Tuesday, April 22, 2014

Me on The Inventor's Secret

Title: The Inventor's Secret
Author: Andrea Cremer
Release Date: April 22, 2014
Publisher: Philomel (Penguin imprint)

Charlotte has lived on the edge of Britain's industrial empire, hiding deep in the Catacombs, ever since she can remember. She and her fellow refugees are preparing for the day when they can join the Resistance and fight against the crown. But when an exile with no memory seeks shelter in their camp, he brings with him new dangers and secrets about the terrible future that awaits them all. His presence compels them to leave the safety of the Catacombs to seek answers in Britannia's exquisite Floating City. But Charlotte finds more than just answers there, and navigating a world of high society and political intrigue turns out to be more treacherous than the revolution itself.

The Inventor's Secret is curious and complicated, a tale of revolution and technology, of the elite and the down-trodden, of the ruthlessness of truth and the lengths those who want to hide and reveal it go to. It's an entertaining adventure in an alternate past filled with intrigue, secrets, and clockwork.

Charlotte is a girl born into a revolution who will one day fight against the Empire and its continued hold on America. She understands some of the world but not all of it. In the beginning she takes action, she searches for answers when secrets are concealed in front of her, but as the book progressed I found her taking on more of a reacting role. Being in a foreign setting like the Floating City, where she knows nothing of polite society and its shining traps, it's understandable, but there were times when I wished she took on a more active role. When I wanted her to demand to be told the truth. Hopefully, she'll take a more active role in the next book.

It's also understandable that Charlotte would know nothing, or next to nothing, of romance. There's no time in her life for it, for mooning over young men. All she needs to know is how to scavenge and how to survive. When the romance was introduced, I didn't mind it, I welcomed it. It was ragged at the beginning because she felt conflicted, but then the twist occurred and I lost interest. It felt rather rushed and more like a plot device, it didn't happen naturally. It felt like it was there only to add tension and conflict to the romance.

I'm often fascinated by steampunk when it appears in books, by technology not involving electricity, by machines that run on steam and clockwork gears, by gleaming silver and polished bronze crafted to look like objects or animals used for practical purposes.
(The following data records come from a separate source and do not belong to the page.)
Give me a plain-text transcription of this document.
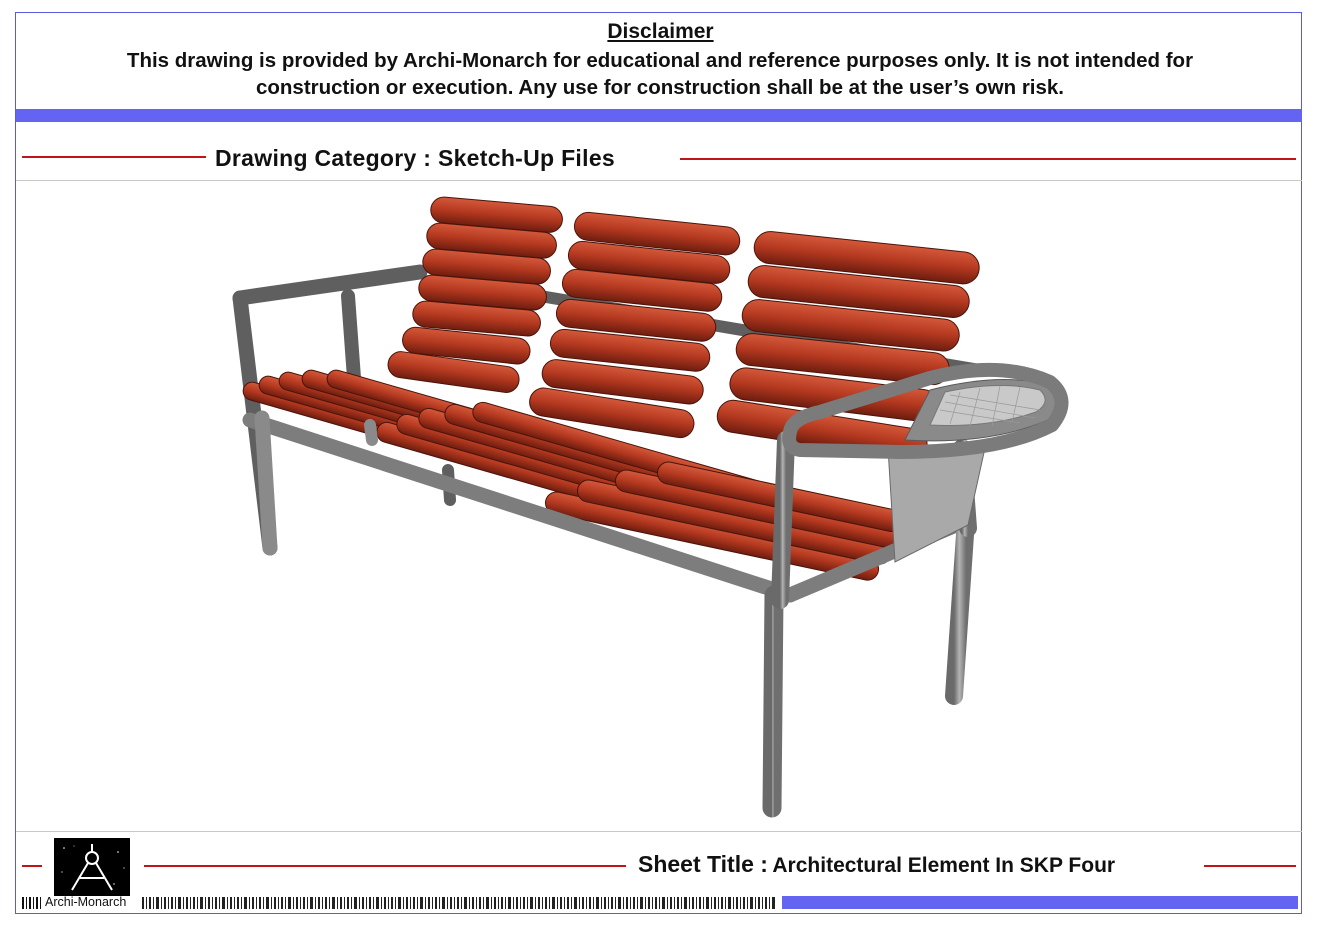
Disclaimer
This drawing is provided by Archi-Monarch for educational and reference purposes only. It is not intended for
construction or execution. Any use for construction shall be at the user’s own risk.
Drawing Category : Sketch-Up Files
Sheet Title : Architectural Element In SKP Four
Archi-Monarch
Here it works, and I'm curious as to where the author will take it.

In a way, steampunk seems to go hand in hand with alternate history. Here, there's no creation of the United States as we know it in the present day. No freedom or liberty but the British elite living off the blood and sweat of the working class. Poverty, near slavery. What will it take for the revolution to finally rise up and fight back? And what will the cost be?

I would agree that there is an adventure here, that it's full of action, tension, secrets, and lies. I'm curious about the world introduced here, the different machines, the secret Charlotte and her friends have discovered. I want to know more about the mission and the adventure.

(I received an advance copy of this title to review from Penguin Canada.)